The pleasures or reinforcers associated with the addictive behavior must either be supplemented or made contingent on non-addictive behavior. This can mean getting high in some other way or potentiating reinforcers that have extinguished or that have become aversive through association. The latter is easier said than done, since a long period of addiction (or compulsive behavior) can have the effect of ruining all other pleasures. This is partly because of disuse: Tasting food, even, may have lost its appeal after a period in which only the addictive behavior sounds good, and tasting food can come to signal an entry into a way of life (often called normal) at which the addict is failing. To enjoy a meal is to be someone who has failed at life, while not enjoying anything but heroin separates one from all that. It’s also partly because of loss: The friends with whom one might have enjoyed a convivial conversation may no longer be interested, and those who are interested may not have known the addict long enough to provide a conversation that is truly convivial. The lack of effectiveness of normal reinforcers is one of the main reasons that many addicts become sobers rather than normals, which is still a great achievement, but not the same as recovery. Of course, it’s much better to be sober than drunk, but both statuses suggest a dearth of reinforcements that have nothing to do with the addiction.
Extinction takes longer when the reinforcer has been available only intermittently. You keep playing a slot machine much longer than a coke machine because coke machines are reliable. Reliability leads to immediate frustration and fast extinction. (Think about the implications for romantic relationships, where more reliable partners are more enraging when they don’t come through, and unreliable partners are harder to get over.) One of the many benefits of a harm-reduction approach to addiction is that handing out needles and even providing the drug can make the drug more reliably available and reliably effective. This can lead to a higher tolerance, which is bad, but it can also lead to a shorter extinction curve (not to be confused with withdrawal pains).

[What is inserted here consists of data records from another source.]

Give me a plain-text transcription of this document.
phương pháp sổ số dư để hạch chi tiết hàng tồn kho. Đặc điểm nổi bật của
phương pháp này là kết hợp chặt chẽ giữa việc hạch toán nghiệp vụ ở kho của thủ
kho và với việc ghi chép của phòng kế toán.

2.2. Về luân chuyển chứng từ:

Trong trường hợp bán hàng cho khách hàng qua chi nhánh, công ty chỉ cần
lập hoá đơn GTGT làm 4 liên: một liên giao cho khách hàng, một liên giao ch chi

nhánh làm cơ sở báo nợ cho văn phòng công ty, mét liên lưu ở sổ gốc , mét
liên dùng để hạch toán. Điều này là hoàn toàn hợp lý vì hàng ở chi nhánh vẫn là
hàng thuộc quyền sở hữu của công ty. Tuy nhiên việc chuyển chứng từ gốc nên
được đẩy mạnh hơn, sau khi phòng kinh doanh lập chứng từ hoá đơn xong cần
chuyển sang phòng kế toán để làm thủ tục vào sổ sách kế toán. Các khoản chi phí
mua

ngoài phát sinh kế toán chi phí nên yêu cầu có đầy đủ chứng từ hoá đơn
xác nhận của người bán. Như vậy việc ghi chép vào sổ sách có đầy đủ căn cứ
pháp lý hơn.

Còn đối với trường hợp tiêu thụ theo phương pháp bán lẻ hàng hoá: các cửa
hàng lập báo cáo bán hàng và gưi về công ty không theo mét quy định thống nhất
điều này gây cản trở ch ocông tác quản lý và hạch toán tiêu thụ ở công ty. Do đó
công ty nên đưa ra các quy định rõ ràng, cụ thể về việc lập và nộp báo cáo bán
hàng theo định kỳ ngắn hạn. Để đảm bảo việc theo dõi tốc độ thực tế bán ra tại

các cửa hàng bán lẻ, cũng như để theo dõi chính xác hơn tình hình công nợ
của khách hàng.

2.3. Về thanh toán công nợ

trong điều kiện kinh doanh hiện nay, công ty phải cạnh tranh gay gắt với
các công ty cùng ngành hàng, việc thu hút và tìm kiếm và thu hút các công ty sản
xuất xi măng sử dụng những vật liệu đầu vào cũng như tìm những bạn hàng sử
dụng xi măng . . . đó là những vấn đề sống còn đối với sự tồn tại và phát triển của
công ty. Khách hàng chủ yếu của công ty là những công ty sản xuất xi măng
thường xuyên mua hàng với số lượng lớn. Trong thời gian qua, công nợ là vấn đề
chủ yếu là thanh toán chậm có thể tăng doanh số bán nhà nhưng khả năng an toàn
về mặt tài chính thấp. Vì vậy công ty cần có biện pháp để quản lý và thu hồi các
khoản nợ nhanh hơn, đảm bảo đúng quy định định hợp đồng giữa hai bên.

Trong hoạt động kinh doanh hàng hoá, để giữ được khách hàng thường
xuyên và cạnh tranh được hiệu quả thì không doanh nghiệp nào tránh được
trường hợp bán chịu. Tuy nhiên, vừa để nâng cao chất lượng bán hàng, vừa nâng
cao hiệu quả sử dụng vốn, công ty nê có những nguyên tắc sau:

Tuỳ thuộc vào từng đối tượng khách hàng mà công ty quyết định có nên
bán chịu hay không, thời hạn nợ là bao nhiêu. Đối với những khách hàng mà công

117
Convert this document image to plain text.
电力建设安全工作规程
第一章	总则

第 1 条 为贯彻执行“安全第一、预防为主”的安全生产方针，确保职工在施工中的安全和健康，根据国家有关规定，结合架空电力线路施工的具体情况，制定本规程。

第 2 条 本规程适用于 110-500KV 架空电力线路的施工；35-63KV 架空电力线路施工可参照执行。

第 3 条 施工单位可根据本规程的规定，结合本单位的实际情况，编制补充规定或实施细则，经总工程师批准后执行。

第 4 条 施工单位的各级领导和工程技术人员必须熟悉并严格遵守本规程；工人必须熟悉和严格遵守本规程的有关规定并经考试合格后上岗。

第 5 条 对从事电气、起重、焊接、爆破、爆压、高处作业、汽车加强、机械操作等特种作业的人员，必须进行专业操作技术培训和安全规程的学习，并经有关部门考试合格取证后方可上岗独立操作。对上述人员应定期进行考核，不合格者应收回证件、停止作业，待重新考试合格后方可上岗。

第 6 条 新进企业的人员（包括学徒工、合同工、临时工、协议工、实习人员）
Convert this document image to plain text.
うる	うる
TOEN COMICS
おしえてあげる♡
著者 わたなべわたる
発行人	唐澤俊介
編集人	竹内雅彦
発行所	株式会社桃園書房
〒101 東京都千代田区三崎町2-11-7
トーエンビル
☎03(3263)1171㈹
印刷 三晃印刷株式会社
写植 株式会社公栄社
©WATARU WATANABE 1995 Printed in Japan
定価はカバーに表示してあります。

Treatment must address withdrawal effects, if present. This might mean chemical intervention or at least framing the withdrawal as such so the addict knows what awaits. Take aspirin if you decide for some reason to stop drinking coffee. This is the only branch of the treatment that applies to addictions tightly defined rather than to addictions loosely defined.
Finally, treatment must offer an alternative way to deal with life’s disappointments and challenges, so that the utility of the addictive behavior will be diminished on that score. The only way to get good at anything, including life, is to be robust to setbacks and frustrations, and the treatment itself can serve as a window into the addict’s attitude toward frustration (since therapy is also frustrating when done well). The focus is often on how the person treats himself or herself in extinction situations, whether with encouragement or disdain or promises of glory in another sphere. This branch of the treatment can look like any other relational therapy.